Last week I had to go to Dublin Airport to collect my family, as seems the norm these days the flight was slightly late and I was slightly early, which gave me plenty of time to stand around “people watching”
The arrivals hall at the airport seemed to contain every conceivable emotion in just the one hour that I was there
There was passion from when the twenty-year-old student holding a bunch of flowers purchased from the petrol station as he kissed his newly arrived girlfriend. It turned out that he really didn’t need the flowers
The middle-aged couple welcoming their daughter who has lived in America for the last twenty years. They were exited to welcome her I could hear it in their voices but you could see the fear in the mother’s face that in no time at all she would be upstairs again waving her daughter goodbye. Would she ever move home?
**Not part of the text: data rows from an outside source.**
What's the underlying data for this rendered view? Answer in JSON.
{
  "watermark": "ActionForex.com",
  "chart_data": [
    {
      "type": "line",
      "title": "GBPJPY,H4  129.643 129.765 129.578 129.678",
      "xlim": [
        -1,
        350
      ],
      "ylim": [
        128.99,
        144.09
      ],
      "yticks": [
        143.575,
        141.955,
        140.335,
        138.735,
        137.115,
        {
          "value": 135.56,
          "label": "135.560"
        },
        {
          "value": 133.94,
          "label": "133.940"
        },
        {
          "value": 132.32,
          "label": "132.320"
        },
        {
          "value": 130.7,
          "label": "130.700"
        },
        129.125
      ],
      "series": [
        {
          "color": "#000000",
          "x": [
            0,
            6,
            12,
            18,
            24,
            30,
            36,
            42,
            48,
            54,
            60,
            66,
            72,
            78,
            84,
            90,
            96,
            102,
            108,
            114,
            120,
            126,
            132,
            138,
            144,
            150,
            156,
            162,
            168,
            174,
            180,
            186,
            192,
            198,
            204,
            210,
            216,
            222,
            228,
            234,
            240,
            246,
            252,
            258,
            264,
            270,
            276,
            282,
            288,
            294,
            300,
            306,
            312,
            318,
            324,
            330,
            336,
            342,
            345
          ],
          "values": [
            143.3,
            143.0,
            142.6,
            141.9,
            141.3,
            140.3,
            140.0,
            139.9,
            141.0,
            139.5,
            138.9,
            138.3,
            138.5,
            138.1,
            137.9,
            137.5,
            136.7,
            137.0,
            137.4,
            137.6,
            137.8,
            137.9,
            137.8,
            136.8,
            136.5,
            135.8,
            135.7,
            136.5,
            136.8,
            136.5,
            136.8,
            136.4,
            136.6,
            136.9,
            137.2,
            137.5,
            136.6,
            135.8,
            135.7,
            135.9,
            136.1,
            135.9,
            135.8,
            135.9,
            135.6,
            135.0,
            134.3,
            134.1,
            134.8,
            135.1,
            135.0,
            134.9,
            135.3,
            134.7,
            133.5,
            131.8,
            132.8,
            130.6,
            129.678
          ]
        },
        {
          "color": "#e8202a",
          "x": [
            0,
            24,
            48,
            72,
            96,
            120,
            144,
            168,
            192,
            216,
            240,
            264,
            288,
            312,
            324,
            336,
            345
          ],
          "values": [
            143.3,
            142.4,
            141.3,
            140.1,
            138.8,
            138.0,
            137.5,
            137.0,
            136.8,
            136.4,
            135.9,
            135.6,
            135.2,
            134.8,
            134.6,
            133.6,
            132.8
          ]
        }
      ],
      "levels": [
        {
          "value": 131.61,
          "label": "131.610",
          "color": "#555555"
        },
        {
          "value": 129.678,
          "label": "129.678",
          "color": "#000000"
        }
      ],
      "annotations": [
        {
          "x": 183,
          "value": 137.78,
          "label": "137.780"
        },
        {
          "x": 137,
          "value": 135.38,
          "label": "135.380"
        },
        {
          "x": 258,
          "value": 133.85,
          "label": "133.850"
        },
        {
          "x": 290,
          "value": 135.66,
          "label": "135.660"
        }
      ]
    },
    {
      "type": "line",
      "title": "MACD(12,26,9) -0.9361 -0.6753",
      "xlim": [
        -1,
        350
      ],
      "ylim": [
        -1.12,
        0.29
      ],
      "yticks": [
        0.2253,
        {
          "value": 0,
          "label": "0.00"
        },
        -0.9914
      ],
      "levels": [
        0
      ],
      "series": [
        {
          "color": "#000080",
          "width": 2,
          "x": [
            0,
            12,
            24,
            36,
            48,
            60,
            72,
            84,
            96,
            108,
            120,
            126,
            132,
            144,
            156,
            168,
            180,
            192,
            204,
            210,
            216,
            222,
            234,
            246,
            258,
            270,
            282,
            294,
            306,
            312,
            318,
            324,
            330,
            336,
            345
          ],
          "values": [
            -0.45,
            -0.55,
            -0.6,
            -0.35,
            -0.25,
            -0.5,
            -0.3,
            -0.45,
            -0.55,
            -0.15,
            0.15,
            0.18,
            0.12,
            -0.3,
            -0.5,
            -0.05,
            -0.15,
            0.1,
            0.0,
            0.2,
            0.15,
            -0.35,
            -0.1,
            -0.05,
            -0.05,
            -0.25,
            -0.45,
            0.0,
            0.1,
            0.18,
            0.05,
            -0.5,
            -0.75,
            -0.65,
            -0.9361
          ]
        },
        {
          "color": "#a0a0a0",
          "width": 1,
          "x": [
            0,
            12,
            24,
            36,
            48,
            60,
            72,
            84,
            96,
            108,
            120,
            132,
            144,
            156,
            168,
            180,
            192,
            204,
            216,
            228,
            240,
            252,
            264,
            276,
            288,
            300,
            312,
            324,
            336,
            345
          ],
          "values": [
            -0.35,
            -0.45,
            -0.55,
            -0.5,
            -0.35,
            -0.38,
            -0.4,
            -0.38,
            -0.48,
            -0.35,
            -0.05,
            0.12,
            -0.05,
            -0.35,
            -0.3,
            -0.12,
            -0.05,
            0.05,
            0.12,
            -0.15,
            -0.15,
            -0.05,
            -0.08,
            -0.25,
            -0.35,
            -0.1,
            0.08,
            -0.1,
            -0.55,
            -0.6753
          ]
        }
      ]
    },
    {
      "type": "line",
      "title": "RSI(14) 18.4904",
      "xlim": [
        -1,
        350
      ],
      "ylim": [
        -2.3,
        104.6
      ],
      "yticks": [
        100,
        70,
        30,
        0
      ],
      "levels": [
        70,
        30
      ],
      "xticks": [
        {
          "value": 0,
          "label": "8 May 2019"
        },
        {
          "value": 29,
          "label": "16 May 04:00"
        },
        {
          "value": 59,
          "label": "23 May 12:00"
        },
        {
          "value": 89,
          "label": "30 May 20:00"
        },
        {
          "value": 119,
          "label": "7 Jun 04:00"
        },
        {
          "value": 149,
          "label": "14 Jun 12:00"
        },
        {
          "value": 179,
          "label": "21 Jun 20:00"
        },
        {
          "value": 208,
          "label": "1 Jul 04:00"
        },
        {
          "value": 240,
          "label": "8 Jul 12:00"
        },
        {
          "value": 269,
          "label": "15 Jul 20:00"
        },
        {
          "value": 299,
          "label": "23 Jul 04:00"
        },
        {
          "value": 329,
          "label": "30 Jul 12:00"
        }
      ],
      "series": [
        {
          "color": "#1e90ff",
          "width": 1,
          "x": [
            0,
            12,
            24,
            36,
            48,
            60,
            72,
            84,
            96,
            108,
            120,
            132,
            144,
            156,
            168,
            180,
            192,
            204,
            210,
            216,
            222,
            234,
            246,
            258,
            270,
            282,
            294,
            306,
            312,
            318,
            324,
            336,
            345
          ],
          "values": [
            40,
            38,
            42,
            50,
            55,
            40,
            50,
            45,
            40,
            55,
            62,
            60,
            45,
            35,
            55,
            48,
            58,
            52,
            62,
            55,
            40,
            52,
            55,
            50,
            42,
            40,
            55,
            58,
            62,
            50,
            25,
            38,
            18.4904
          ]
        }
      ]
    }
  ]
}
There is the apprehension of the first time arrival in Dublin, head moving quickly from side to side knowing that there is no one there to meet them but somehow hoping against all hope that somebody will call their name
The other first time arrivals were also there, the ones who strode purposely through the opaque doors hoping to catch a glimpse of the person holding the sign with their name on it. They are on business and business people are all business like, everything has to be done in a hurry, no time to spare. No time to feel the emotion that was clearly present.
A group of doting parents stood together waiting for their teenage daughters to return from the mid term school tour to Kenya. The trip was all about teaching the children that there was another world less fortunate out there, but as they entered the arrivals hall half of them were already back talking on their mobile homes.
Yes they wore flip flops, kaftan styled dresses and tie dyed t shirts but their two world experiences met right there on the concourse and I knew which world would win out. It would not be long before the plight of Africa was a distant memory. Maybe it’s too much to ask for a teenager to fully explore?
A slightly red eyed forty something lady, dressed for the cold spell stood motionless as close to the opening arrivals door as possible what seemed like her sister stood staunchly beside her, hands held ever so tightly. She had a mission, and that was to make sure that when the doors opened the first face that her arrival would see would be hers.
I guessed that there had been a death in the family and they were there to welcome somebody home
The doors opened and the embrace seemed everlasting. No words were required between the two ladies and the clearly emotional young man
The television news blared above my head, the security notices played every few minutes. The terminal is a noisy place but I heard little. I just watched the waiting people and imagined who would walk through the doors to meet them.
Then suddenly before I had the chance to react my own son ran towards me with a loud “Daaaadddddy” ringing in my ears. I wrapped him in my arms kissed my wife and we were on our way.
I felt a little guilty that my family had only come from Leeds / Bradford after a weekend spent with friends.